I log off with three conclusions. First, the importance of having a third work-setting, where one can renew oneself. Second, the benefits of operating from a space where one can be authentic. Finally, by showing us that he can run a global business wearing a fleece jumper from his home office, Renjen demystifies the cult of the CEO and the C-suite. Renjen works remotely, but he is not distant.
This demystification is what Head Office has tried to pursue for over 10 years.
CEO Talk
The ideals and beliefs that drive Punit Renjen
ON LEGACY: I want to be able to look back at what I’ve done at Deloitte and have a sense of pride that I actually made a difference, that I didn’t drop the baton, that I kept the legacy of 176 years going.
ON ACCOMPLISHMENT: One of my favourite things to do nowadays is to read the obituary section in The New York Times.
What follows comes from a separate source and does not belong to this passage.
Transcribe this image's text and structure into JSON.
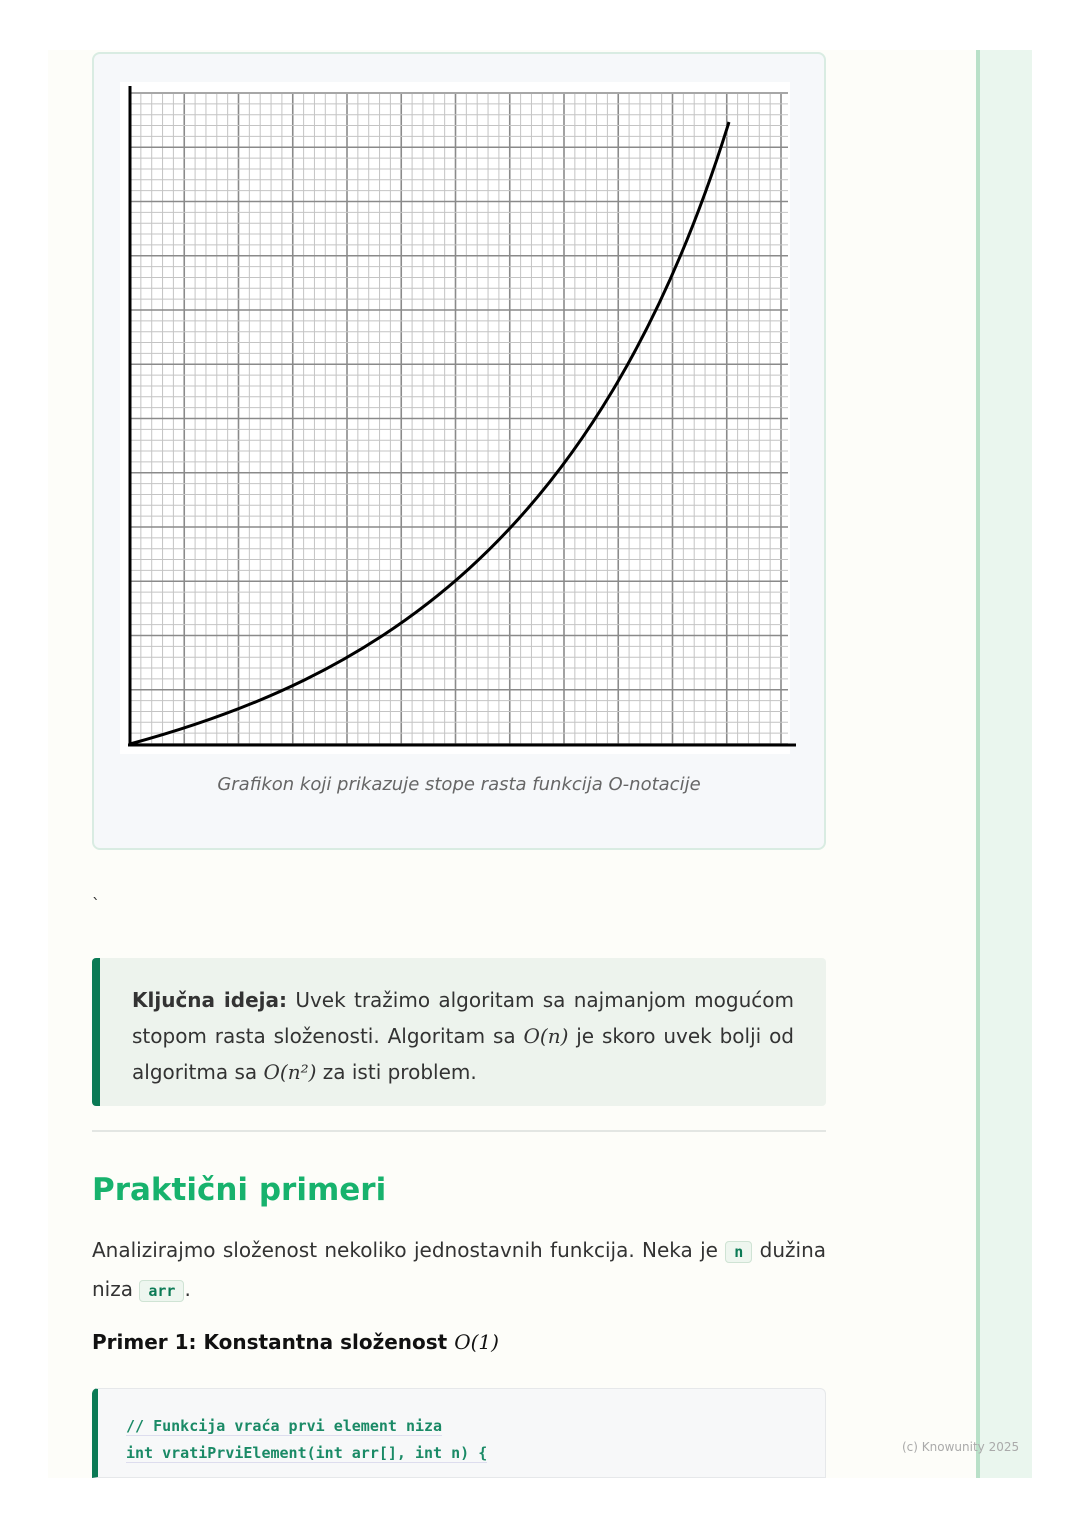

I really enjoy that because it gives me a sense of what somebody has achieved. It also gives me a sense of my own mortality.
ON HIRING YOUNG TALENT: If I want to hire and retain the very best individuals, I must have a credible response to their two big asks, around (Deloitte’s) purpose and around climate change.
Aparna Piramal Raje meets heads of organizations every month to investigate the connections between their workspace design and working styles.